The Uncertainty Is the Problem
The stock market’s hot take from the Wednesday afternoon press conference leaned dovish, meaning more attention paid to “transitory” and less to “uncertainty.” But, as is often the case when investors sleep on it and then reconsider, sentiment in the days since seems to have pivoted back to uncertainty. Observers of corporate earnings reports are hearing the word come up more and more on the quarterly analyst calls. FedEx, a bellwether proxy for general economic sentiment, noted a “very challenging” macro environment and lowered its forward revenue and earnings guidance on – you guessed it – uncertainty during its management call after the market close on Thursday (FedEx stock is down more than 10 percent since this morning’s opening bell as we write this).

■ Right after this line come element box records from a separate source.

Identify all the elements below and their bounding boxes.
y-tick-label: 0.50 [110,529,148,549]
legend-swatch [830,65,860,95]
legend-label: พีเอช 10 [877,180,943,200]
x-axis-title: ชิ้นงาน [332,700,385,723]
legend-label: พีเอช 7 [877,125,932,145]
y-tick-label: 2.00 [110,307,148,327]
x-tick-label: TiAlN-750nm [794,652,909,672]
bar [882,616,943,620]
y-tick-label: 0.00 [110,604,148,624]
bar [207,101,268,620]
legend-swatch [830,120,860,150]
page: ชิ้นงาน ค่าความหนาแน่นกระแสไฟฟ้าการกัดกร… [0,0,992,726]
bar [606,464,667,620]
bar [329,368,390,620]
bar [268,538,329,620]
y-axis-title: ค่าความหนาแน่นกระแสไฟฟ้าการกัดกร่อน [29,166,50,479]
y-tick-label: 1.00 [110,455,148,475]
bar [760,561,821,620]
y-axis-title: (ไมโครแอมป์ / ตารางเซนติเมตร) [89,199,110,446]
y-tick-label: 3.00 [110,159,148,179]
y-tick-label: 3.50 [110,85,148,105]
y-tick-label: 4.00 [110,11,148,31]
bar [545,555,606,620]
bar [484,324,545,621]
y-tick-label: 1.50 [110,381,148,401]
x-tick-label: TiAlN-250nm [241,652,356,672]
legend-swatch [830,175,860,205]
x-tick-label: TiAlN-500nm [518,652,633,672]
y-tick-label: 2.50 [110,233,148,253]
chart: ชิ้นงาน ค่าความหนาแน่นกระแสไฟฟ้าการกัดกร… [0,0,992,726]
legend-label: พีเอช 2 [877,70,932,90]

It is important to note, as Powell himself did on Wednesday, that the uncertainty is not due to any organic changes in the underlying economy. Yes, consumer spending would probably be slowing somewhat anyway, from the fast pace of recent years but, generally speaking, the US economy started the year in strong shape and is still, based on most current variables, healthy. No, the uncertainty is the product of human hands, and those same hands could choose to take away the uncertainty tomorrow, if they were to so choose (we are of course under no illusion that they will). If you take away the tariffs, you take away the uncertainty and also the resulting threat of higher inflation, transitory or otherwise. In which case Powell could spend his next press conference on other more salutary topics, without the need to invoke on repeat loop those two words.